Local corps officials submit the numbers, along with campground reservations, to officials at the national level who then “take the information and run it through a statistical formula they have developed over time,” Baggett said. “It gives an average of how many people would be in a car.”
The 11.8 million doesn’t count the number of cars that cross Buford Dam or any of the bridges that span the lake, he said.
“It’s just (recorded at) a developed park or area we deem as a recreational area on land,” Baggett said.
The increase in numbers is largely the result of a “modernization effort on the part of (corps) of our visitation estimation system,” he said.
One thing to note is the 11.8 million includes repeat visitors, Baggett said.
“These numbers are not ‘unique’ visitors,” he said.
Corps parks nationally tend to do well numbers-wise because “a lot of our projects are close to urbanized areas — in our case, Atlanta,” he said.
The numbers could be less this federal fiscal year, which runs from Oct. 1-Sept. 30.
“Weather could affect visitation,” Baggett said. “Because of the flooding this (fiscal) year, we had to shut down West Bank, which is one of our most highly visited parks.”

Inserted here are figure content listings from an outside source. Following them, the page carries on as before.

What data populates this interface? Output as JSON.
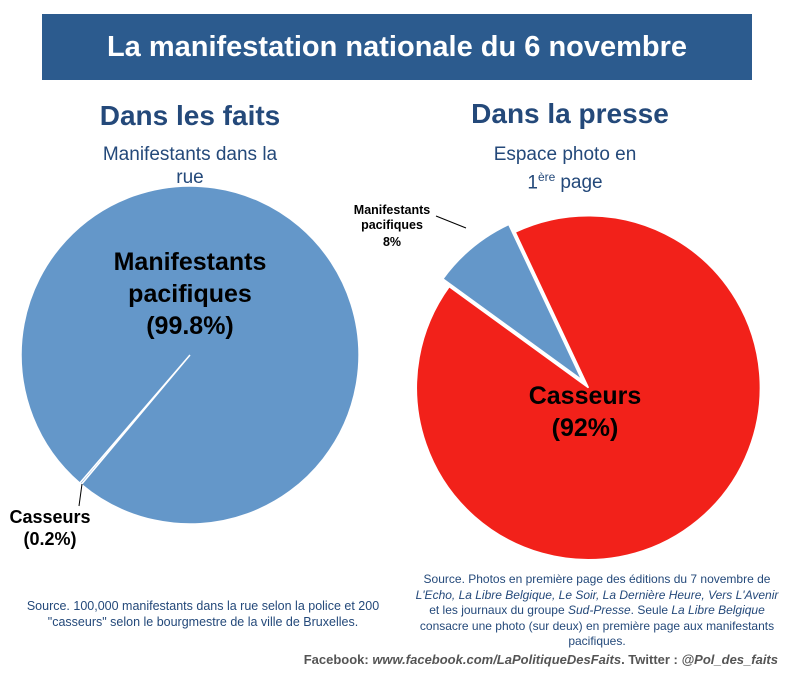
{
  "title": "La manifestation nationale du 6 novembre",
  "chart_data": [
    {
      "type": "pie",
      "title": "Dans les faits",
      "subtitle": "Manifestants dans la rue",
      "categories": [
        "Manifestants pacifiques",
        "Casseurs"
      ],
      "values": [
        99.8,
        0.2
      ],
      "value_labels": [
        "(99.8%)",
        "(0.2%)"
      ],
      "colors": [
        "#6497c9",
        "#6497c9"
      ]
    },
    {
      "type": "pie",
      "title": "Dans la presse",
      "subtitle": [
        "Espace photo en",
        "1",
        "ère",
        "page"
      ],
      "categories": [
        "Manifestants pacifiques",
        "Casseurs"
      ],
      "values": [
        8,
        92
      ],
      "value_labels": [
        "8%",
        "(92%)"
      ],
      "colors": [
        "#6497c9",
        "#f2211a"
      ]
    }
  ],
  "sources": [
    [
      {
        "text": "Source. 100,000 manifestants dans la rue selon la police et 200 \"casseurs\" selon le bourgmestre de la ville de Bruxelles.",
        "italic": false
      }
    ],
    [
      {
        "text": "Source. Photos en première page des éditions du 7 novembre de ",
        "italic": false
      },
      {
        "text": "L'Echo, La Libre Belgique, Le Soir, La Dernière Heure, Vers L'Avenir",
        "italic": true
      },
      {
        "text": " et les journaux du groupe ",
        "italic": false
      },
      {
        "text": "Sud-Presse",
        "italic": true
      },
      {
        "text": ". Seule ",
        "italic": false
      },
      {
        "text": "La Libre Belgique",
        "italic": true
      },
      {
        "text": " consacre une photo (sur deux) en première page aux manifestants pacifiques.",
        "italic": false
      }
    ]
  ],
  "footer": [
    {
      "text": "Facebook: ",
      "italic": false
    },
    {
      "text": "www.facebook.com/LaPolitiqueDesFaits",
      "italic": true
    },
    {
      "text": ". Twitter : ",
      "italic": false
    },
    {
      "text": "@Pol_des_faits",
      "italic": true
    }
  ]
}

The corps announced Wednesday, May 22, that it would keep West Bank Day Use Park and Sawnee Campground — both off Buford Dam Road in Forsyth County — closed this weekend because of damage from heavy rains and flooding earlier in the spring.
West Bank’s reopening will be announced later. Sawnee Campground is set to reopen June 13.
“The safety of all visitors to Lake Lanier is our priority,” Chief Ranger Chris Arthur said.
Stacey Dickson, Lake Lanier Convention & Visitors Bureau president, said tourism officials don’t have a breakdown of where the 11.8 million visitors are coming from, “but it is safe to assume a portion of them are local and nearby residents who frequent the lake many times over the season.”
Tim Evans, vice president of economic development for the Greater Hall Chamber of Commerce, said he wasn’t surprised the visitation number is higher than was previously reported.
“People are attracted to water, and Lake Lanier is one of the most accessible recreation lakes to the growing Metro Atlanta region,” he said.
Lake Lanier visitation
2016: 11.8 million
2015: 10.8 million
2014: 11 million
2013: no data
2012: 6.6 million
2011: 7.2 million
Note: 2013 was a transition year between estimating methods. And data for 2017 and 2018 is going through a review process and could be released soon.